This month in Orchard Kids we will be exploring the story rotation, “The Sower” based on Matthew 13.
When we want to become more aware of Divine Presence; when we feel a desire to have a relationship with God or feel a longing to make a connection with a spiritual reality, where do we look? What do we look for? How do we know if we succeed? This month presents just a few ways to open discussion with children and students and help them explore both the concept of an infinite, omnipresent, impersonal God and also the concept of a deeply personal, divine presence. Neither can be completely understood by any form, expression, or outward experience. God is everywhere, infinite in expression, and accessible to all.
God is beyond all names. “I am who I am” suggests “I am beyond any name you can give me.” Christian theology has always maintained that our words and images about God are only pointers to a mystery beyond our comprehension. Understood as metaphor, as an attempt to help us relate with a mystery beyond our understanding, the notion of God as Person can be helpful. It is in our Scriptures and in our Christian tradition. We do a disservice to the mystery that is God, however, when we literalize this notion and create the illusion that God is an entity somewhere, such as heaven, and that some people can have exclusive access to this God.
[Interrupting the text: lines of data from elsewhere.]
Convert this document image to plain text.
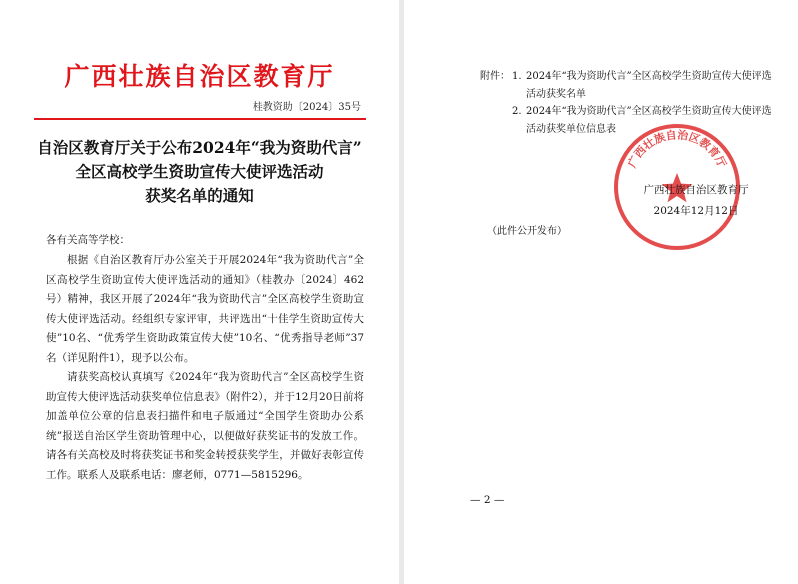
广西壮族自治区教育厅
桂教资助〔2024〕35号
自治区教育厅关于公布2024年“我为资助代言”
全区高校学生资助宣传大使评选活动
获奖名单的通知
各有关高等学校：

根据《自治区教育厅办公室关于开展2024年“我为资助代言”全区高校学生资助宣传大使评选活动的通知》（桂教办〔2024〕462号）精神，我区开展了2024年“我为资助代言”全区高校学生资助宣传大使评选活动。经组织专家评审，共评选出“十佳学生资助宣传大使”10名、“优秀学生资助政策宣传大使”10名、“优秀指导老师”37名（详见附件1），现予以公布。

请获奖高校认真填写《2024年“我为资助代言”全区高校学生资助宣传大使评选活动获奖单位信息表》（附件2），并于12月20日前将加盖单位公章的信息表扫描件和电子版通过“全国学生资助办公系统”报送自治区学生资助管理中心，以便做好获奖证书的发放工作。请各有关高校及时将获奖证书和奖金转授获奖学生，并做好表彰宣传工作。联系人及联系电话：廖老师，0771—5815296。

附件： 1. 2024年“我为资助代言”全区高校学生资助宣传大使评选活动获奖名单
2. 2024年“我为资助代言”全区高校学生资助宣传大使评选活动获奖单位信息表
广西壮族自治区教育厅
广西壮族自治区教育厅
2024年12月12日
（此件公开发布）
— 2 —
There is another way of thinking about God and prayer. It is the way of Jesus. Jesus spoke in Aramaic. When he taught people about the “kingdom of heaven/God,” when he told them they would “see God, when he spoke to them about being “children of God,” when he taught them the prayer we know as “Our Father who art in heaven,” his listeners did not hear “God” as if God were a deity far removed from them. They heard Jesus speaking of “God” as “Breath,” “Oneness,” and “Unity” resonating all throughout the universe. This was in keeping with the concept of God embedded in the Hebrew Scriptures. It is also in keeping with the first thing most Christians are told about God: God is everywhere.
Jesus urged his listeners to be attentive to this presence which he named, in accord with his religious tradition, Divine Breath, the One, and Unity present in our breathing, in our words, and in our loving. He challenged them to give the best possible human expression to this presence always with them.
Our method and our goal in teaching children and students about God should reflect Jesus’ method and goal: constantly affirm the divine presence in everyday life and activities; challenge listeners to reflect this presence in all their words and actions.
Notice the myriad of ways God’s presence is made apparent in your life. You may become aware of God’s presence through the kind words of a friend, the beautiful colors of a rainbow, or the gentle touch of a child. The words below, a translation of the Indian chant, “Oh, God Beautiful,” serve as a reminder of some of the many ways God’s presence is reflected in our everyday lives.
In the forest, you are green.
In the mountains, you are high.
In the river, you are restless.
In the ocean, thou art grave.
To the serviceful, you are service.
To the lover, you are love.
To the sorrowful, you are sympathy.
Keep a small notebook with you throughout one day, taking time to jot down the way God’s presence manifests itself to you.